The borough’s Solid Waste Working Group is preparing to meet with Community Waste Solutions manager Craig Franke to get concrete information about how much waste is going to the landfill as it continues to address solid waste concerns.
The group, recently reconvened by the assembly after a two-year hiatus, is working to prioritize issues such as bear attractants, illegal dumping and making access to garbage disposal more convenient and less costly.
Working group member Darsie Culbeck said the root problem of issues like illegal dumping comes down to cost. Mixed solid waste costs 37 cents a pound compared to about 25 cents three years ago.
“It’s just so expensive to go to the landfill that people are choosing to throw their garbage in the river. It’s a forty-eight percent increase in four years,” Culbeck said. “Nobody even says anything about it. Anywhere else you saw a 48 percent increase, if it was gas at the pump or bread at the store, they’d be freaking out.”

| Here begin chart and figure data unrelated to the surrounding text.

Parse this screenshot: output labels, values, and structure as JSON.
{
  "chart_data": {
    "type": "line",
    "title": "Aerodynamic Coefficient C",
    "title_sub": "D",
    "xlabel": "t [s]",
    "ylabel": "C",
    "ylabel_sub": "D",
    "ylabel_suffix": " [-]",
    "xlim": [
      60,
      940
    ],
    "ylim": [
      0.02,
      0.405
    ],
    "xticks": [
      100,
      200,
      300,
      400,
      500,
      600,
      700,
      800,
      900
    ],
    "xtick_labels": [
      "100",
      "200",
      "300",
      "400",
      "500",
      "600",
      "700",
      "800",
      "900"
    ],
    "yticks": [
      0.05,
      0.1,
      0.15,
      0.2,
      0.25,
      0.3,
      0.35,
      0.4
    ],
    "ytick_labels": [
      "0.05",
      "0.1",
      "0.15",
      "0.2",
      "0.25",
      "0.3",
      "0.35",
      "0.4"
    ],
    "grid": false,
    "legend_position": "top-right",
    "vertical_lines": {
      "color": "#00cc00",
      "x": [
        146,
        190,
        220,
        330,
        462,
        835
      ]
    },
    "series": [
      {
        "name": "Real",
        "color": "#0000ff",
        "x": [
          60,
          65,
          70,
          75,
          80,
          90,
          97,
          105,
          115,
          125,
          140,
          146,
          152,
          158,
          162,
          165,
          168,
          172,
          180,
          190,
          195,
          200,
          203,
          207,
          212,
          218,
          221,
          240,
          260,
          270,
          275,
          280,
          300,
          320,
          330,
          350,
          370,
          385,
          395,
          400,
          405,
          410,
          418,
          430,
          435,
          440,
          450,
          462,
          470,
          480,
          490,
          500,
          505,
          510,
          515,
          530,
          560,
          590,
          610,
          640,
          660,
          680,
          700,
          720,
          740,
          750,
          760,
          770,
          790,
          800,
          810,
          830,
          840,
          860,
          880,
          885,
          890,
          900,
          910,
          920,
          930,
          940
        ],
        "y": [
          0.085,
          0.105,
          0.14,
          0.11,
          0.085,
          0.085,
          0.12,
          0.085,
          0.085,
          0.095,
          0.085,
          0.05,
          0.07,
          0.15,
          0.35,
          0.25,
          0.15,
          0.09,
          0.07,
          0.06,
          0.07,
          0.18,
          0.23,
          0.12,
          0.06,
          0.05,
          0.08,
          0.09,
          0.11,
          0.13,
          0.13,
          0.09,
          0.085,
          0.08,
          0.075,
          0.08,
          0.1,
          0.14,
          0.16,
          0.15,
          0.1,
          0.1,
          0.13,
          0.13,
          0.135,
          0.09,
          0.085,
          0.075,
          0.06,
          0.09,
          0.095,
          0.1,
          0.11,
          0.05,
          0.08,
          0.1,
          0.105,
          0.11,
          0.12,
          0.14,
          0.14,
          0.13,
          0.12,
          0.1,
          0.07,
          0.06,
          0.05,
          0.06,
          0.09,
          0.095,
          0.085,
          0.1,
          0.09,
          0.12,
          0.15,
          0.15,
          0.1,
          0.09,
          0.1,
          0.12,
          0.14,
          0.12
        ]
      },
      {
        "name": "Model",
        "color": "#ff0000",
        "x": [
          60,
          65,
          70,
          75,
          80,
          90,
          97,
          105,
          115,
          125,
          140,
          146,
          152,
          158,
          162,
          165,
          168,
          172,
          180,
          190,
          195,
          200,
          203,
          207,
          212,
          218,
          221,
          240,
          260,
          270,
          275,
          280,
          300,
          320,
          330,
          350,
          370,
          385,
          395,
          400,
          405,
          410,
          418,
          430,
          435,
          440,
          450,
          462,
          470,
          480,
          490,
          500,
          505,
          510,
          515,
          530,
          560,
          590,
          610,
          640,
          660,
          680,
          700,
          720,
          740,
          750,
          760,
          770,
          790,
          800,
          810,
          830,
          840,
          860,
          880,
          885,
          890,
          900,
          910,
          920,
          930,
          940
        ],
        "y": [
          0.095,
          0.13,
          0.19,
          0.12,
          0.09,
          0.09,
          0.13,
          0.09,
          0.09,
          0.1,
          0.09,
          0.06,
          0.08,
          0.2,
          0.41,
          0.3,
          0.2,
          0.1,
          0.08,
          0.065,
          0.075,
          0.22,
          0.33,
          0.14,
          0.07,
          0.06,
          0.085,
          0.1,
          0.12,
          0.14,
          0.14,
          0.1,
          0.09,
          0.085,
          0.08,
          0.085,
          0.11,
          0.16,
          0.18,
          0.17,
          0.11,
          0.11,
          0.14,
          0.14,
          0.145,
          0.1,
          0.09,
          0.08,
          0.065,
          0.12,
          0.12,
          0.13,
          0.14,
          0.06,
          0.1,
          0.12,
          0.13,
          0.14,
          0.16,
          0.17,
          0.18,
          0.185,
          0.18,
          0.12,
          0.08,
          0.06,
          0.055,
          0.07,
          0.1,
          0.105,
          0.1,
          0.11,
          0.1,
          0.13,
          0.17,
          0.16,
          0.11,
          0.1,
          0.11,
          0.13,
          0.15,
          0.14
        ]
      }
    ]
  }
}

Working group member Reilly Kosinski agreed that high cost was the major cause of garbage issues in town and that going through CWS’s books would help the group move forward with better solutions.
“It’d be pretty awesome to look at some of their numbers and see how things are going operationally,” Kosinski said. “It seems like there has to be some relationship between the borough and the trash company. We probably have some of the highest trash rates. There needs to be some sort of safeguard in place, some sort of relationship between that utility and the borough so everyone’s getting a fair shake.”
Riley said questions he has for CWS would be how much tonnage is coming in annually, which company they’re using for disposal, how many shipments they’re making, the life expectancy of the landfill, how they handle the materials that aren’t shipped out of town and what potential they have to handle more than what they have now.
Working group member Burl Sheldon said CWS might be more willing to share the information without a competing trash service. He said supplementing the cost of self-haul is critical “whether it’s operating a transfer station or offering a much higher level of access and putting it into the realm of publicly funding a fraction of it, making self-hauling convenient and inexpensive and seeing where that gets us in two to five years.”
The group asked Kosinski to speak with Franke so the landfill manager could prepare a presentation to the working group at its next meeting.
Manager Franke told the CVN he’d be willing to show the group how much waste came to the landfill in 2019, broken down by category in an effort to help the group understand how much waste the landfill deals with.
“I don’t know if they really have the full picture here at what volumes they’re looking at doing versus the money they thought it would take to do it,” Franke said of estimated costs to run a municipal program.
The group created a 2017 report that listed problems such as expensive disposal costs, illegal dumping, inadequate access to convenient disposal services and infrequent options for disposal of hazardous waste. It advocated for an up to 1% sales tax increase to pay for municipal management.
Borough staff wrote a draft ordinance that would have provided for the regulation, operation and management of a municipal solid waste program, but it was voted down twice by the assembly, once in 2018 and again in 2019.